The Ultimate Firearms Destination for the Gun Lifestyle

Bullet Points: 5 AR Builder Upper Receiver Hurdles

It’s easy for some of us to lose track of how many ARs we own. What’s even worse is trying to remember every build we’ve ever completed or helped someone with. In all that time, though, we never had a problem slapping together an upper receiver — until we attempted to upgrade a DPMS LR-308. The lower may be simple on these guys, but upgrading the upper gave us fit after fit.

ARs chambered in 308 often bring their own unique issues to the table, especially if you have one made earlier than 2013. There are the Armalite versions that have almost no interchange, a few others claiming their own quirks, and then there’s DPMS. Somehow DPMS made it to the King of the Hill slot and have (historically) been pretty much the standard for large numbers of us who roll our own.

We’ve had this DPMS LR-308 for a few years. It was a bare bones version we purchases assembled and ready to go from Brownells. This wasn’t the Sportical that comes without an ejection port or forward assist and lacks the Oracle rail. We wanted to add a rail mostly to improve the looks, free float the barrel, and to protect the barrel from getting banged up.

So, how to go about it and what to spend?


Short answer is, we weren’t concerned too much about weight or price, but when we had an opportunity to use a free (gifted) DPMS LR-308 rail, we were on it like a fat kid on a ham sandwich.

They made the rifle, what could go wrong. Right?

POF P308 - Vortex Flashider

1. Muzzle device

Our poor upper has had at least 4 different muzzle devices on it over the course of two years. This is likely just a hazard of life as a test rifle. Removing the factory installed flash hider is as simple as adding a wrench and turning it to the left. If you have a semi-permanent brake or flash hider mount for use with a silencer, it gets a bit more complicated.

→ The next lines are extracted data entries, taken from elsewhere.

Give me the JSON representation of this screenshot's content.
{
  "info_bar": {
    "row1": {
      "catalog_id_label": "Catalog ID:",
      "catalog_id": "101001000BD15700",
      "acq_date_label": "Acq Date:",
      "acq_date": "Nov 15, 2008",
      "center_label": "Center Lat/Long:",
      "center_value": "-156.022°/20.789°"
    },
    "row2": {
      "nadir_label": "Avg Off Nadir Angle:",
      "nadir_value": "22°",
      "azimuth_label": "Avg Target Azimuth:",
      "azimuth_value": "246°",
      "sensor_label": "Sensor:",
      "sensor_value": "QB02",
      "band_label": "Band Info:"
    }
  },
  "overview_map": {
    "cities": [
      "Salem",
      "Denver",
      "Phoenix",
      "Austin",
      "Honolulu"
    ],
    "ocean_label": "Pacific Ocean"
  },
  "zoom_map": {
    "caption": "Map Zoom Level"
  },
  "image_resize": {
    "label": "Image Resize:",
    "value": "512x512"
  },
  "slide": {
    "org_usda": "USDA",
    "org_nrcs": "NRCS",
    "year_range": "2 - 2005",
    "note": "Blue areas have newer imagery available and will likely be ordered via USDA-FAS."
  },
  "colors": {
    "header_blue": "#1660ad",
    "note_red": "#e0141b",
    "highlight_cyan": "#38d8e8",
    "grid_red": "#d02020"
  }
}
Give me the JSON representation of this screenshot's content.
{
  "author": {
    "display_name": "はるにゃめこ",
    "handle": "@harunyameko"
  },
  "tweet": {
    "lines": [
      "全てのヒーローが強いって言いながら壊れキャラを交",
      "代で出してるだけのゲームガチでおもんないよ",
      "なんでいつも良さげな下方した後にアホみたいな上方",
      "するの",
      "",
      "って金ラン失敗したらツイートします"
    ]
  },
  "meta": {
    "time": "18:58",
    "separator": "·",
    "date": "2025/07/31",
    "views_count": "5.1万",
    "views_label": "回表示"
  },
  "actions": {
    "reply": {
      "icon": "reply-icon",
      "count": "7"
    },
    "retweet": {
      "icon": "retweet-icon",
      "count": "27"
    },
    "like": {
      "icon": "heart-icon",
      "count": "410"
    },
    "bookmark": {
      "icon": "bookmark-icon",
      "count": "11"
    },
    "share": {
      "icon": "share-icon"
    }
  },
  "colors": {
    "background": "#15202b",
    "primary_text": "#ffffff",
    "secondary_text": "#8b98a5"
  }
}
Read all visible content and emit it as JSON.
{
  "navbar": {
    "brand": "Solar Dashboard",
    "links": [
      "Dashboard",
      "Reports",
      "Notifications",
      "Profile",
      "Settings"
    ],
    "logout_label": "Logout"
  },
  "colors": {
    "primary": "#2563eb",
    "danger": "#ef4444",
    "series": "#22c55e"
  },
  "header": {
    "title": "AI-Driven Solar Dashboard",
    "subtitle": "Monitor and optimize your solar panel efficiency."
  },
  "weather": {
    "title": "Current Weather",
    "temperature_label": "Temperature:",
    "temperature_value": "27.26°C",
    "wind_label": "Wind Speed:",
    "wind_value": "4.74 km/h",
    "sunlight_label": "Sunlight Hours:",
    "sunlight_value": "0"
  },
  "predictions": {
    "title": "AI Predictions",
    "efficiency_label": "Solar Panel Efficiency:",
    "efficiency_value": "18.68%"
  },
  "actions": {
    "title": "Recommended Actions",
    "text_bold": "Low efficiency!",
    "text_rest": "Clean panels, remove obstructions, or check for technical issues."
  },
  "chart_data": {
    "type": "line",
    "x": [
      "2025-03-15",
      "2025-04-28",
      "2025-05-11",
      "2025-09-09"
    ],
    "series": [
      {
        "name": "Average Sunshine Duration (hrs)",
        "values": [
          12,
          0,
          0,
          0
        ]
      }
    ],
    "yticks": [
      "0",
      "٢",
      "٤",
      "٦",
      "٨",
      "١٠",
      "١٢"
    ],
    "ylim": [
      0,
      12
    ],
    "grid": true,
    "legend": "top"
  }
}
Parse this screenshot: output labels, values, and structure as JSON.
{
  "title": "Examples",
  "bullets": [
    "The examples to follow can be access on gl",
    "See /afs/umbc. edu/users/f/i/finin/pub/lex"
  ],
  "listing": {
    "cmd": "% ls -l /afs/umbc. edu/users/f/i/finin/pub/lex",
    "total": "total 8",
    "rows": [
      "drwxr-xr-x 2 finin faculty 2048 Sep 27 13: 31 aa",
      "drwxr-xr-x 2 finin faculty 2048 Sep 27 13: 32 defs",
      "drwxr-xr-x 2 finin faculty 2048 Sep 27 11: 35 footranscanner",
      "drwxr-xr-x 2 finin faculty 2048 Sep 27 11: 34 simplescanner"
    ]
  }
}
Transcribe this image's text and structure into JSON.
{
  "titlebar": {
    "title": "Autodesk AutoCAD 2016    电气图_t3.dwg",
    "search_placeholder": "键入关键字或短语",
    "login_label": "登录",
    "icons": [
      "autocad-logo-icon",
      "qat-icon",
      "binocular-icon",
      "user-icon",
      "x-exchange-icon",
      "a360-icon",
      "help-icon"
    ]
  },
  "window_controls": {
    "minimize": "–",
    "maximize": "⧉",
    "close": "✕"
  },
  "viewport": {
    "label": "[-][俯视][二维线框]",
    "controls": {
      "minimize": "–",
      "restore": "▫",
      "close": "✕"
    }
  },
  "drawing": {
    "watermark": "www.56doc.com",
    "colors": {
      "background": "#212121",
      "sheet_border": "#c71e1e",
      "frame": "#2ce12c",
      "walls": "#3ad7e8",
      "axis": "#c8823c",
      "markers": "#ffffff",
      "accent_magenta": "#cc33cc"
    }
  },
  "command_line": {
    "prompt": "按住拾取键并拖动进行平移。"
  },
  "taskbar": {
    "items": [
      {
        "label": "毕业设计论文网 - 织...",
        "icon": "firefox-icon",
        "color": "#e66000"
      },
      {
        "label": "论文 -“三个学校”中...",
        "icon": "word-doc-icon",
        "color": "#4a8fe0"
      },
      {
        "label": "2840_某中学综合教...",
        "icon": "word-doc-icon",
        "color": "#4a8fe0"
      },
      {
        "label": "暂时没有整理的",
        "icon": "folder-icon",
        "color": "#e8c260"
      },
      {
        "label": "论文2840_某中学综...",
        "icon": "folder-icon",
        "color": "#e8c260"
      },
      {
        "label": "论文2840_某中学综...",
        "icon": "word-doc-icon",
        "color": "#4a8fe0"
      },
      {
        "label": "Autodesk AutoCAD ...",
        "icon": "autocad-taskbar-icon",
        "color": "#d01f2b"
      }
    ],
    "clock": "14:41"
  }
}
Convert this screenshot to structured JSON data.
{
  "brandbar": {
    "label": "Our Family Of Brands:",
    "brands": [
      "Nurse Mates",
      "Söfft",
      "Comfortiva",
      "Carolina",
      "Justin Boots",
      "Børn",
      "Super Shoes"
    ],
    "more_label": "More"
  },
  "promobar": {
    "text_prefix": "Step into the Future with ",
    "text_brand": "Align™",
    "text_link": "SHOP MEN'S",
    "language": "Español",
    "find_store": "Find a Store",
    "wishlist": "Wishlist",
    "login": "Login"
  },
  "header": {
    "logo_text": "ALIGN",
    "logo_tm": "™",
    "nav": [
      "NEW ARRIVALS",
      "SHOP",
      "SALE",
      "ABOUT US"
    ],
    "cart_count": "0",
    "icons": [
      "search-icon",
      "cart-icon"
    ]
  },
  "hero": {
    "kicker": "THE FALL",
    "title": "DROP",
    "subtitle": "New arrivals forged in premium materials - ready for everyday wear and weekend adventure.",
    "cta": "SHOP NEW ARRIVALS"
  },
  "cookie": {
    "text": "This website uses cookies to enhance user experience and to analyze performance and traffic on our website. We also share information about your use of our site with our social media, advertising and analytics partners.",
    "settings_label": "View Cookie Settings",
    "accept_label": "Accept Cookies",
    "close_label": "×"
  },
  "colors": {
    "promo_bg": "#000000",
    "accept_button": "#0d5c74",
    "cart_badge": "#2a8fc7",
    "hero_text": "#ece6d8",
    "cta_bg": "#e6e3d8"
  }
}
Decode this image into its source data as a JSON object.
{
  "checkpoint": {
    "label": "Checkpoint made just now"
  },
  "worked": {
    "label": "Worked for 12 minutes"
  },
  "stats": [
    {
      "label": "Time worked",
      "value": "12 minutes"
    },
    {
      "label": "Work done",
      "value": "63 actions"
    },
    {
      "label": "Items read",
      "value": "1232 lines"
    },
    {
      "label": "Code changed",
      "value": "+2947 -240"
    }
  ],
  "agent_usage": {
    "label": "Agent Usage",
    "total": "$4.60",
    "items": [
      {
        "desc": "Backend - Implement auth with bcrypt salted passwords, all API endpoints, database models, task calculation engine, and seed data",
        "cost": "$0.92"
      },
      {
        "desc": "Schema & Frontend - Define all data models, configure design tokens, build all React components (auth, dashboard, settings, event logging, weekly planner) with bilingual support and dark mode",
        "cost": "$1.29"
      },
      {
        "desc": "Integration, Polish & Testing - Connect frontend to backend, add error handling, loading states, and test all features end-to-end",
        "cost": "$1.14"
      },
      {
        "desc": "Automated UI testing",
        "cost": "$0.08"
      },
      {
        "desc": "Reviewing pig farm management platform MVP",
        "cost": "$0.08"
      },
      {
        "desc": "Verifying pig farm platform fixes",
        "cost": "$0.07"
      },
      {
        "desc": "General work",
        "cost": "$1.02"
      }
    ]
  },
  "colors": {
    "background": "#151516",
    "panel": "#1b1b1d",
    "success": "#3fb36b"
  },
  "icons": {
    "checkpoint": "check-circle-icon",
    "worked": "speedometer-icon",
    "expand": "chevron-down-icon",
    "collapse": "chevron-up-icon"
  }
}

The most important thing to remember is whether you used Rockset or Red Loctite. Each one has a separate method for removal.



Rockset involves sticking the muzzle device into a container of water overnight while it is still firmly attached to the barrel. Loctite involves the application of direct heat.

After remembering this muzzle device was attached with Loctite, we went through a tank of butane to generate enough heat for its removal. Once it came free we were ready to start our upgrades.

The biggest hurdle here was trying to remember what thread locking compound we used.

Don’t be like us. Write that information down and try to keep it with the rifle. It’ll save you some hours and anxiety.

2. Gas block


One of the complaints we often hear about the DPMS LR-308 is their use of an aluminum gas block. We’ve experienced no problems with ours, so we left it on until we decided to give it this makeover.

When we asked the folks at DPMS if what we had was considered a low-profile model for use with their rail, they assured us it was.

Well… Well, it wasn’t.

This was a Picatinny railed block so you could add a front sight. We’d always run an EOTech on it, so it was of no concern to us until we decided to plus it up.

Taking it off was easy; we then went scouring the net looking alternatives. As it turns out, AR-15 and LR-308 gas blocks are interchangeable. We went with an Odin Works all steel low-profile model. We find adjustable blocks useless, particularly if going under a longer than normal rail.

Colt CRP20SS Adjustable Gas Block

3. Rail

We have a carbine length gas system, but did not want short hand guards. We were ensured that the DPMS SASS rail would fit with no problems at all, and so it seemed until we went to attach it.

Nobody told us it took a proprietary wrench. Thus we had no reliable way of installing it and torquing it with our multiple armorer’s wrenches and hand guard tools.

Improvisation took over in the form of an expensive spanner wrench. Our only subsequent problem was the removal of the new gas block. It could not be turned because of the way the rail was spaced.

4. Gas block revisited

Once the rail was installed we figured, “No problem. We’ll just just insert gas block and tube and tighten up the screws on the underside.”

Not so fast, Speed Racer. Apparently, the rifle-length rail has an access point in the bottom of the rail for a rifle length gas system. A 2 in. section of black aluminum stood between us and victory.

The rail came back off and we subsequently paid a visit to Reno Guns & Range to allow Tyler Narona to put it in his milling machine. He hogged out some space for us to attach the gas block, then covered up the bare aluminum with some Birchwood-Casey Aluminum Black and not it looks like it was manufactured thataway.

5. Sling Mount

When you decide to go with a rail system of almost any kind, you lose the ability to mount simple things like swivels and bipod studs without laying out money for another adapter. We went with a discrete SIG Sling Swivel that takes up exactly one rail slot.

This was one of the easier parts of the build and the only thing we may do next is upgrade to a magnified optic and a set of back-up iron sights.

What, pray tell, are the worst experiences you’ve had with a build?